Shake it to the max… or don’t.
If your feed has been overrun with protein-forward recipes, jaw exercises, and fiber-tracking spreadsheets, you might be stuck on the “maxxing” algorithm. You’ve probably heard of looksmaxxing, proteinmaxxing, fibermaxxing, and a dozen more—essentially self-optimization as an extreme sport. Looksmaxxing is the most talked-about (and arguably most dangerous) of the bunch; the practice of aggressively pursuing physical attractiveness through everything from skincare routines to cosmetic surgery has some very controversial evangelists.
Between September 2025 and early 2026, conversations about looksmaxxing exploded to over 806,000 mentions across social media, with 84% of tracked sentiment negative. At its most benign, it looks like wellness culture (eating well, hitting the gym, etc). But a 2025 survey found that nearly half of looksmaxxing participants under 24 were already considering surgical procedures like jaw surgery or hair transplants, and experts have flagged links to body dysmorphia when appearance becomes the primary measure of self-worth.

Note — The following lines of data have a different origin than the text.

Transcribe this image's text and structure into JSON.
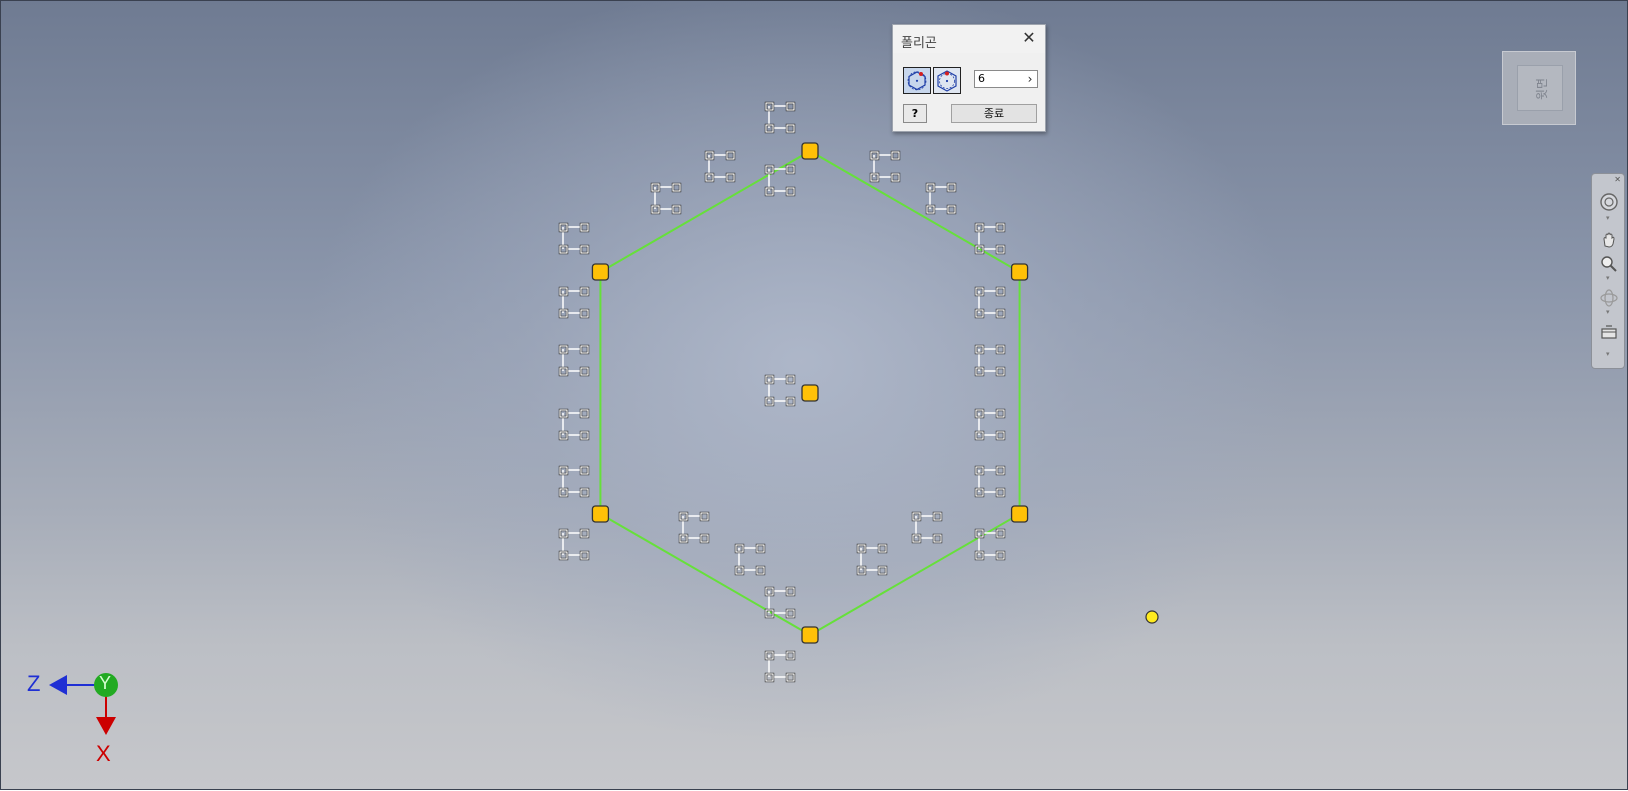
{
  "dialog": {
    "title": "폴리곤",
    "close_label": "✕",
    "sides_value": "6",
    "sides_arrow": "›",
    "help_label": "?",
    "finish_label": "종료",
    "modes": [
      {
        "name": "inscribed",
        "icon": "inscribed-polygon-icon",
        "active": true
      },
      {
        "name": "circumscribed",
        "icon": "circumscribed-polygon-icon",
        "active": false
      }
    ]
  },
  "viewcube": {
    "face_label": "윗면"
  },
  "navbar": {
    "items": [
      {
        "icon": "steering-wheel-icon"
      },
      {
        "icon": "pan-hand-icon"
      },
      {
        "icon": "zoom-icon"
      },
      {
        "icon": "orbit-icon"
      },
      {
        "icon": "view-face-icon"
      }
    ]
  },
  "axes": {
    "z_label": "Z",
    "y_label": "Y",
    "x_label": "X"
  },
  "sketch": {
    "polygon_sides": 6,
    "line_color": "#66e03a",
    "point_color": "#ffc107",
    "constraint_color": "#ffffff"
  },
  "colors": {
    "x_axis": "#cc0000",
    "y_axis": "#22aa22",
    "z_axis": "#1f2fd4",
    "cursor_point": "#ffeb1f"
  }
}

But even the less intense maxxing trends carry a cost. The problem is the all-or-nothing mindset that maxxing imparts. The implicit pressure is that you need to make a daily effort to solve some aspect of your life that probably isn't all that bad to begin with. Are you really going to skip the table pancake at brunch because it doesn't fit your proteinmaxxing goals?
Instead try this: Doing your best changes day-to-day, which means maybe some days you can max. On other days, feel free to half-a*s it. Showing up imperfectly and consistently beats an optimized routine you'll abandon after two days. The only thing worth maximizing right now might just be cutting yourself some slack.